In more pedestrian language:
AAAS: Genomes reveal start of Ebola outbreak

The analysis reveals that the outbreak in Sierra Leone was sparked by at least two distinct viruses, introduced from Guinea at about the same time. It is unclear whether the herbalist was infected with both variants, or whether perhaps another funeral attendee was independently infected. One Ebola virus lineage disappears from patient samples taken later in the outbreak, while a third lineage appears. That lineage—tied to a nurse who was traveling to reach a hospital but died along the way—seems to have originated when one of the lineages present at the funeral gained a new mutation. This third lineage was spread, Garry says, via a truck driver who transported the nurse, as well as others who cared for her in the town where she died.
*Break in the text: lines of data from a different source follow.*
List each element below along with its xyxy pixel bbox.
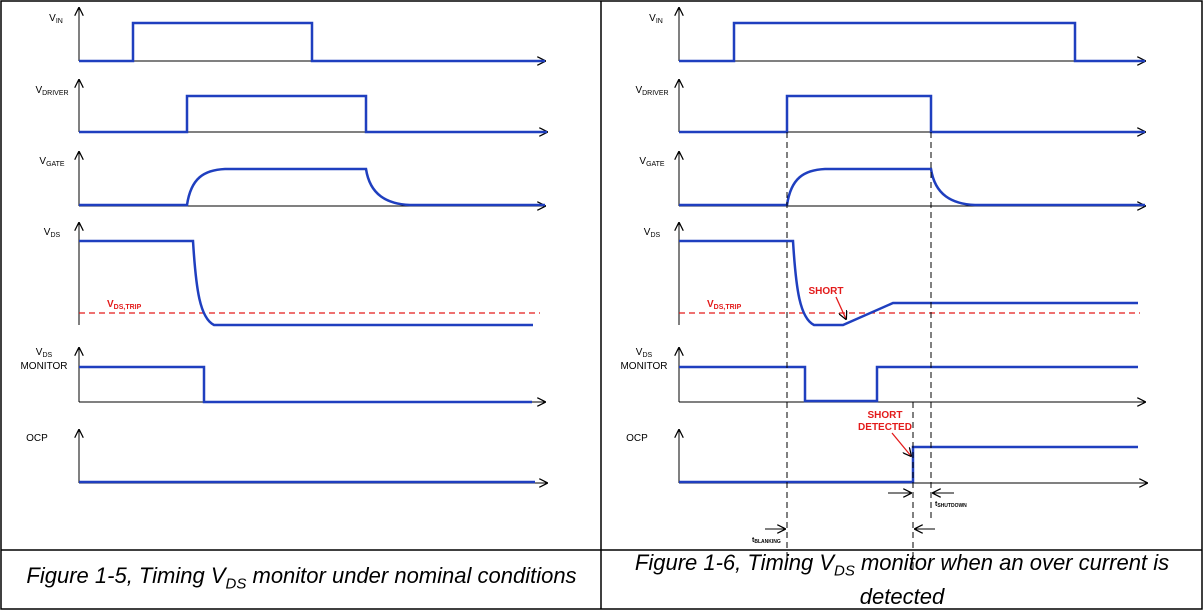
t-shutdown-label: tSHUTDOWN bbox=[935, 501, 967, 509]
vds-monitor-label: VDS bbox=[36, 347, 53, 359]
vdriver-waveform bbox=[679, 94, 1145, 134]
vdriver-label: VDRIVER bbox=[35, 85, 68, 97]
vds-label: VDS bbox=[644, 227, 661, 239]
short-detected-label-line1: SHORT bbox=[868, 410, 903, 421]
vgate-label: VGATE bbox=[639, 156, 665, 168]
vds-monitor-waveform bbox=[79, 365, 532, 404]
vds-waveform bbox=[79, 239, 533, 327]
vgate-axis bbox=[679, 152, 1145, 206]
short-detected-label-line2: DETECTED bbox=[858, 422, 912, 433]
vgate-axis bbox=[79, 152, 545, 206]
short-label: SHORT bbox=[809, 286, 844, 297]
vdriver-label: VDRIVER bbox=[635, 85, 668, 97]
vds-label: VDS bbox=[44, 227, 61, 239]
left-panel: VIN VDRIVER VGATE VDS VDS,TRIP VDS MON bbox=[20, 8, 547, 483]
vin-waveform bbox=[79, 21, 545, 63]
vds-monitor-label: VDS bbox=[636, 347, 653, 359]
t-blanking-label: tBLANKING bbox=[752, 537, 781, 545]
vds-waveform bbox=[679, 239, 1138, 327]
vds-monitor-axis bbox=[679, 348, 1145, 402]
vds-monitor-waveform bbox=[679, 365, 1138, 403]
ocp-label: OCP bbox=[626, 433, 648, 444]
caption-figure-1-5: Figure 1-5, Timing VDS monitor under nom… bbox=[26, 562, 577, 593]
vdriver-waveform bbox=[79, 94, 547, 134]
vds-trip-label: VDS,TRIP bbox=[707, 299, 742, 311]
vds-monitor-label-line2: MONITOR bbox=[620, 361, 667, 372]
ocp-label: OCP bbox=[26, 433, 48, 444]
vin-axis bbox=[679, 8, 1145, 61]
vdriver-axis bbox=[679, 80, 1145, 132]
short-detected-arrow bbox=[891, 432, 911, 456]
vin-waveform bbox=[679, 21, 1145, 63]
caption-figure-1-6: Figure 1-6, Timing VDS monitor when an o… bbox=[634, 549, 1170, 610]
vgate-waveform bbox=[79, 167, 545, 207]
ocp-axis bbox=[79, 430, 547, 483]
vin-label: VIN bbox=[649, 13, 663, 25]
vds-monitor-label-line2: MONITOR bbox=[20, 361, 67, 372]
vgate-label: VGATE bbox=[39, 156, 65, 168]
vds-monitor-axis bbox=[79, 348, 545, 402]
right-panel: VIN VDRIVER VGATE VDS VDS,TRIP SHORT bbox=[620, 8, 1147, 568]
vdriver-axis bbox=[79, 80, 547, 132]
vin-label: VIN bbox=[49, 13, 63, 25]
vgate-waveform bbox=[679, 167, 1145, 207]
short-arrow bbox=[835, 296, 846, 319]
vds-trip-label: VDS,TRIP bbox=[107, 299, 142, 311]
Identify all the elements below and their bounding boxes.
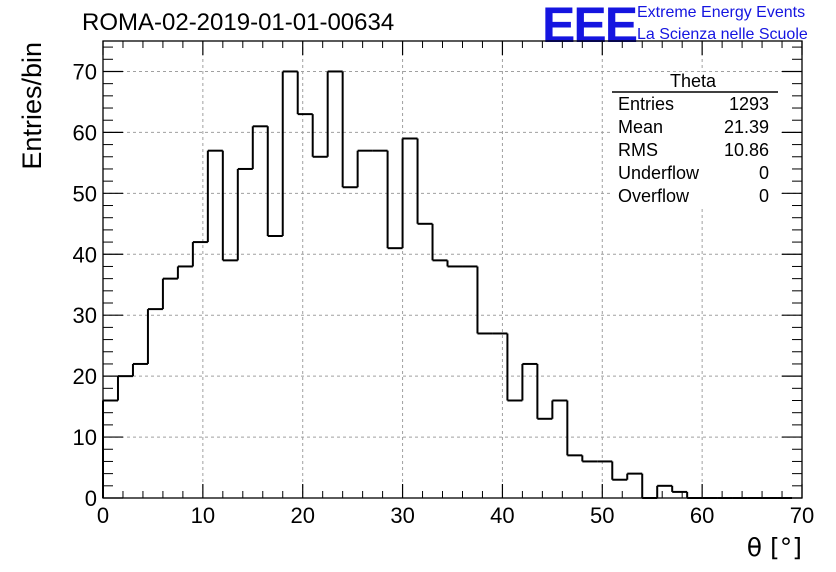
stats-label-overflow: Overflow bbox=[618, 186, 690, 206]
x-tick-label: 20 bbox=[290, 503, 314, 528]
histogram bbox=[102, 70, 793, 499]
histogram-bin bbox=[446, 260, 463, 268]
histogram-bin bbox=[191, 241, 208, 267]
stats-value-entries: 1293 bbox=[729, 94, 769, 114]
x-tick-label: 70 bbox=[790, 503, 814, 528]
ticks bbox=[102, 41, 803, 499]
stats-title: Theta bbox=[670, 71, 717, 91]
run-title: ROMA-02-2019-01-01-00634 bbox=[82, 9, 395, 36]
histogram-bin bbox=[656, 484, 673, 498]
histogram-bin bbox=[326, 70, 343, 157]
x-tick-label: 40 bbox=[490, 503, 514, 528]
stats-value-rms: 10.86 bbox=[724, 140, 769, 160]
y-tick-label: 30 bbox=[73, 303, 97, 328]
histogram-bin bbox=[131, 362, 148, 377]
histogram-bin bbox=[566, 400, 583, 457]
histogram-bin bbox=[641, 473, 658, 499]
histogram-bin bbox=[356, 149, 373, 188]
x-axis-label: θ [°] bbox=[747, 533, 802, 562]
histogram-bin bbox=[416, 138, 433, 225]
histogram-bin bbox=[626, 472, 643, 480]
histogram-bin bbox=[536, 363, 553, 420]
y-tick-label: 50 bbox=[73, 181, 97, 206]
histogram-bin bbox=[206, 149, 223, 243]
histogram-bin bbox=[611, 461, 628, 481]
histogram-bin bbox=[116, 375, 133, 401]
histogram-bin bbox=[311, 114, 328, 158]
histogram-bin bbox=[686, 491, 703, 499]
histogram-bin bbox=[431, 223, 448, 262]
histogram-bin bbox=[521, 362, 538, 401]
histogram-bin bbox=[581, 455, 598, 463]
y-tick-label: 20 bbox=[73, 364, 97, 389]
stats-value-underflow: 0 bbox=[759, 163, 769, 183]
y-tick-label: 70 bbox=[73, 59, 97, 84]
histogram-bin bbox=[401, 137, 418, 249]
y-axis-label: Entries/bin bbox=[17, 42, 47, 170]
x-tick-label: 10 bbox=[191, 503, 215, 528]
logo-text-line1: Extreme Energy Events bbox=[637, 4, 806, 21]
x-tick-label: 30 bbox=[390, 503, 414, 528]
stats-box: Theta Entries 1293 Mean 21.39 RMS 10.86 … bbox=[610, 71, 778, 208]
histogram-bin bbox=[551, 399, 568, 419]
histogram-bin bbox=[281, 70, 298, 236]
stats-label-underflow: Underflow bbox=[618, 163, 700, 183]
stats-value-overflow: 0 bbox=[759, 186, 769, 206]
histogram-bin bbox=[476, 266, 493, 335]
y-tick-label: 0 bbox=[85, 486, 97, 511]
plot-frame bbox=[102, 40, 803, 499]
x-tick-label: 0 bbox=[97, 503, 109, 528]
tick-labels: 0 10 20 30 40 50 60 70 0 10 20 30 40 50 60 70 bbox=[73, 59, 815, 528]
histogram-bin bbox=[341, 71, 358, 189]
histogram-bin bbox=[221, 150, 238, 262]
x-tick-label: 60 bbox=[690, 503, 714, 528]
histogram-bin bbox=[251, 125, 268, 169]
histogram-bin bbox=[506, 333, 523, 402]
y-tick-label: 10 bbox=[73, 425, 97, 450]
histogram-bin bbox=[161, 277, 178, 310]
stats-label-mean: Mean bbox=[618, 117, 663, 137]
logo-text-line2: La Scienza nelle Scuole bbox=[637, 26, 808, 43]
histogram-bin bbox=[266, 126, 283, 237]
stats-label-rms: RMS bbox=[618, 140, 658, 160]
axes bbox=[102, 40, 803, 499]
histogram-bin bbox=[146, 308, 163, 364]
stats-box-bg bbox=[610, 72, 778, 208]
histogram-bin bbox=[176, 265, 193, 279]
histogram-bin bbox=[236, 167, 253, 261]
stats-label-entries: Entries bbox=[618, 94, 674, 114]
histogram-bin bbox=[386, 150, 403, 250]
y-tick-label: 40 bbox=[73, 242, 97, 267]
stats-value-mean: 21.39 bbox=[724, 117, 769, 137]
x-tick-label: 50 bbox=[590, 503, 614, 528]
y-tick-label: 60 bbox=[73, 120, 97, 145]
histogram-bin bbox=[671, 485, 688, 493]
histogram-bin bbox=[296, 71, 313, 116]
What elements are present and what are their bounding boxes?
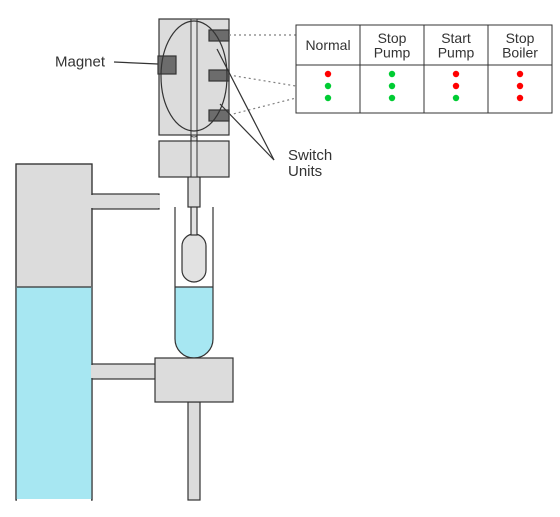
stem-bottom [188, 402, 200, 500]
table-header: StopBoiler [502, 30, 538, 61]
status-dot [517, 71, 523, 77]
connector-pipe [92, 364, 155, 379]
connector-pipe [92, 194, 159, 209]
stem-top [188, 177, 200, 207]
lower-housing [155, 358, 233, 402]
switch-unit [209, 70, 229, 81]
float [182, 234, 206, 282]
status-dot [453, 83, 459, 89]
table-header: Normal [305, 37, 350, 53]
status-dot [517, 95, 523, 101]
sight-glass-water [175, 287, 213, 358]
status-dot [325, 95, 331, 101]
status-dot [389, 95, 395, 101]
table-header: StopPump [374, 30, 411, 61]
signal-line [229, 98, 296, 115]
status-dot [389, 71, 395, 77]
status-dot [389, 83, 395, 89]
leader-line [114, 62, 158, 64]
table-header: StartPump [438, 30, 475, 61]
magnet-label: Magnet [55, 54, 106, 71]
switch-units-label: SwitchUnits [288, 147, 332, 180]
status-dot [453, 71, 459, 77]
status-dot [453, 95, 459, 101]
status-dot [325, 71, 331, 77]
status-dot [517, 83, 523, 89]
signal-line [229, 75, 296, 86]
status-dot [325, 83, 331, 89]
tank-water [16, 287, 92, 500]
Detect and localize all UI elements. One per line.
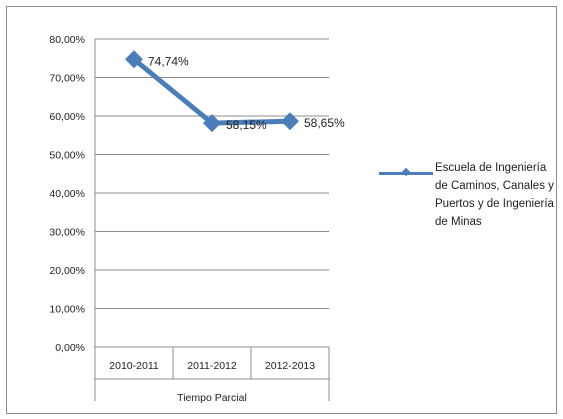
data-point-marker [281,112,299,131]
y-tick-label: 70,00% [49,73,85,85]
data-point-marker [125,50,143,69]
y-tick-label: 80,00% [49,34,85,46]
y-tick-label: 0,00% [55,342,85,354]
series-line [132,57,291,126]
chart-frame: 0,00% 10,00% 20,00% 30,00% 40,00% 50,00% 60,00… [6,6,557,414]
x-tick-label: 2011-2012 [187,360,237,372]
y-tick-label: 40,00% [49,188,85,200]
y-tick-label: 30,00% [49,227,85,239]
x-tick-label: 2012-2013 [265,360,315,372]
data-point-marker [203,114,221,133]
line-chart: 0,00% 10,00% 20,00% 30,00% 40,00% 50,00% 60,00… [49,34,345,404]
data-label: 58,15% [226,118,267,132]
data-label: 58,65% [304,116,345,130]
legend-label: Escuela de Ingeniería de Caminos, Canale… [435,162,554,228]
y-tick-label: 60,00% [49,111,85,123]
y-tick-label: 10,00% [49,304,85,316]
y-tick-label: 20,00% [49,265,85,277]
x-tick-label: 2010-2011 [109,360,159,372]
data-label: 74,74% [148,54,189,68]
category-group-label: Tiempo Parcial [177,392,247,404]
y-tick-label: 50,00% [49,150,85,162]
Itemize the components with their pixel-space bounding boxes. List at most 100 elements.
Look, I maintain that using a technically correct definition to mislead the general public regarding transmission vectors and risks is a gross injustice. It serves no good purpose, except perhaps to delay a public panic that will inevitably erupt if/when Ebola arrives in the continental US. I think it's when, not if, but I could be wrong. Even you, while denying it, admit that no physical contact is required because droplets are in fact a transmission vector. Why are you struggling so hard to deny your self-contradiction?

How do you know so much that the experts don't?

I know what the experts know because I get my information from research journals, not CSPAN. Perhaps you should expand your reading. Where are you getting your information, other than CSPAN? I note you post no links.